DETROIT (WXYZ) — On the heels of countless Michigan drivers receiving refund checks of $400 per vehicle after changes to state law, 7 Action News is learning information about a new deficit in the state catastrophic fund.
It’s part of an annual report from the Michigan Catastrophic Claims Association, a nonprofit organization.
“When they made that judgment, the stock market was very high,” said Peggy Campbell, whose sister is paralyzed from the chest down following a crash.
“I was very angry. We spent a lot of time telling them it wasn’t a good idea,” said Wilson who has taken part in protests and spoken out against the refunds.
The checks were publicly communicated by the governor as a way of giving back to drivers. Now, auto insurance bills could soon have a noticeable change due to a deficit of $3.7 billion.

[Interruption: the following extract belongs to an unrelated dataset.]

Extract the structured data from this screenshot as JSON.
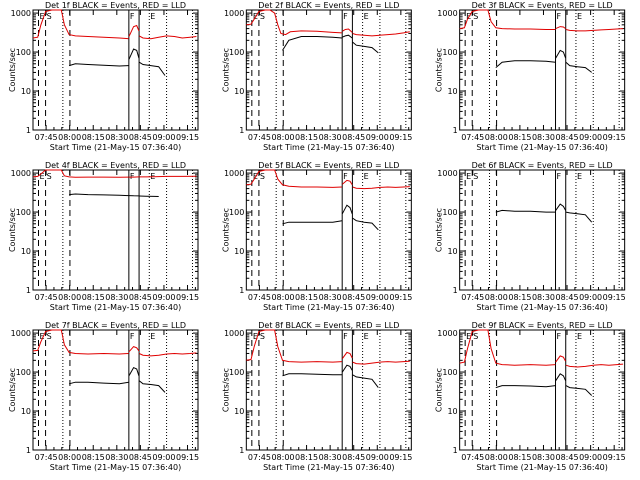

It’s expected to create an additional $48 fee for drivers, according to the MCCA.
“It was wrong from the beginning,” Wilson said.
Reasons cited in the annual report include a court overturning retroactive elimination of benefits for victims, declines in the stock market and those refund checks. However, not all are concerned including state Rep. Joe Bellino from Monroe.
“When the market recovers and the fund picks up more, we’ll get rebate checks again in the future, yes,” Bellino said.
Another local leader, Detroit City Councilwoman Mary Waters, is also weighing in.
“I’m very concerned because the Legislature tried to fix it and it’s not fixed. Somebody needs to go back to the drawing board,” Waters said.
Many are expected to see the changes beginning in July.
The governor’s office has not responded to our request for comment on the report.